The Red Rover Goes to Mars Student Astronaut contest is open to young people worldwide. To enter the essay contest, students must be born between September 1, 1986 and September 1, 1990.
"The students of today are the explorers of tomorrow," says Planetary Society Director of Projects, Bruce Betts. "This is why The Planetary Society is working so hard to involve and excite them now about the exploration of Mars."
DVDs on Mars Landers
The Planetary Society and LEGO Company are also producing two DVDs that will be mounted on the two Mars Exploration Rover-2003 landers. Each DVD will carry millions of names, and people around the world are encouraged to send their names to Mars by signing up on NASA's website.
"We're honored to be partnering with The Planetary Society and NASA to stimulate kids' interest in space exploration," said Brad Justus, Senior Vice President of the LEGO Company. "Over the next 18 months we will be unveiling many programs that support this goal. The mini-robot featured on the DVD face will help communicate the story of the Mars mission from the point of view of a child."

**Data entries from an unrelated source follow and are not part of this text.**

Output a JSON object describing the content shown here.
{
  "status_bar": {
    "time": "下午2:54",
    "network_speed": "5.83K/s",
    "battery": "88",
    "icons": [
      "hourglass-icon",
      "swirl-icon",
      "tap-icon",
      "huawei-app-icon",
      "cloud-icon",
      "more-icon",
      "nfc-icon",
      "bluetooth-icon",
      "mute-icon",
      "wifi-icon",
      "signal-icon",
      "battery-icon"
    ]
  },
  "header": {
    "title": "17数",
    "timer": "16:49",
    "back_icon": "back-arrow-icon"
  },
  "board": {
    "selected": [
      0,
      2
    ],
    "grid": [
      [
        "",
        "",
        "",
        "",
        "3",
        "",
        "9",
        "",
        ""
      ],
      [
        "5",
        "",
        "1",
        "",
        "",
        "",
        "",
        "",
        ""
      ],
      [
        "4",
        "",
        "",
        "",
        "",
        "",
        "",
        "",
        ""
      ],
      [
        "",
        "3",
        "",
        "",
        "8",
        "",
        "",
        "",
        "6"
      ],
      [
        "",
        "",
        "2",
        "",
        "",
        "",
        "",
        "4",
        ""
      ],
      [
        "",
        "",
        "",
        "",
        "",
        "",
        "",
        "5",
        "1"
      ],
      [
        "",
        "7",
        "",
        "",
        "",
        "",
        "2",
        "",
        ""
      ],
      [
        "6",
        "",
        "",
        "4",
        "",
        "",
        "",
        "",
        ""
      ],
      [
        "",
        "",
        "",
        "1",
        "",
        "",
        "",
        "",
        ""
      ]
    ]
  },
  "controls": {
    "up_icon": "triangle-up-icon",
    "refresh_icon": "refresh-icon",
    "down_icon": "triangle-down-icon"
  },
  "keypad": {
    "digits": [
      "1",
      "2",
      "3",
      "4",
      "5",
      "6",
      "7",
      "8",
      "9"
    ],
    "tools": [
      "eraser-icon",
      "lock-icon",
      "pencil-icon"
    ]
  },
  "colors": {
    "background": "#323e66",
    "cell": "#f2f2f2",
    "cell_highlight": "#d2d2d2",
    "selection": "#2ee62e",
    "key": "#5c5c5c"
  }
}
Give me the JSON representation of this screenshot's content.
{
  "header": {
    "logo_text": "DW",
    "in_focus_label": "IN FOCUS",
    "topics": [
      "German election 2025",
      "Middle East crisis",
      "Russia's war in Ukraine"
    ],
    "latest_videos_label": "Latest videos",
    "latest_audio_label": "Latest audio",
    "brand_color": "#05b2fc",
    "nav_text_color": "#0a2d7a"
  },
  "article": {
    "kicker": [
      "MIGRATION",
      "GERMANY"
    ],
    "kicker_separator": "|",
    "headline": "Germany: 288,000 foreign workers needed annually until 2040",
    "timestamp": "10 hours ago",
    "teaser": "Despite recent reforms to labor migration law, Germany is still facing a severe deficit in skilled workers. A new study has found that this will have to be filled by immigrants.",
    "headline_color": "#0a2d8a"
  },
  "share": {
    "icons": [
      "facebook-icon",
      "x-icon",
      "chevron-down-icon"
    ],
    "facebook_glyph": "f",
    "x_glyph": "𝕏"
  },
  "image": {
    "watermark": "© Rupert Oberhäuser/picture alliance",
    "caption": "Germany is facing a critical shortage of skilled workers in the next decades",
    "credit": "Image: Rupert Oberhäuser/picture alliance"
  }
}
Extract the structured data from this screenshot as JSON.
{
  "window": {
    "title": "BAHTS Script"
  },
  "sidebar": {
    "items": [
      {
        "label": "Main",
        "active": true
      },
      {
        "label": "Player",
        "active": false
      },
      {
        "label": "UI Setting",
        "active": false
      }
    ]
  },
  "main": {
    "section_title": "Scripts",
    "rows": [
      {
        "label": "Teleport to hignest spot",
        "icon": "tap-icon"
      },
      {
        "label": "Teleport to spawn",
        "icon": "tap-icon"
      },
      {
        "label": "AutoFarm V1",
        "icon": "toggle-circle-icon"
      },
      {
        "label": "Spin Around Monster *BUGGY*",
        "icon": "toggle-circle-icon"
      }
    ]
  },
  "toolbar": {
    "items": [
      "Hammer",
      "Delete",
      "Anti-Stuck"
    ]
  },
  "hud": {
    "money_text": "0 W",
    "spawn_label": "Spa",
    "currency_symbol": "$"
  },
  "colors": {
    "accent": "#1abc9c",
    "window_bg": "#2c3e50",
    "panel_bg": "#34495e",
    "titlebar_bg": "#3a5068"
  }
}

About The Planetary Society
The Planetary Society has inspired millions of people to explore other worlds and seek other life. With the mission to empower the world's citizens to advance space science and exploration, its international membership makes the non-governmental Planetary Society the largest space interest group in the world. Carl Sagan, Bruce Murray and Louis Friedman founded The Planetary Society in 1980. Bill Nye, a longtime member of The Planetary Society's Board, serves as CEO.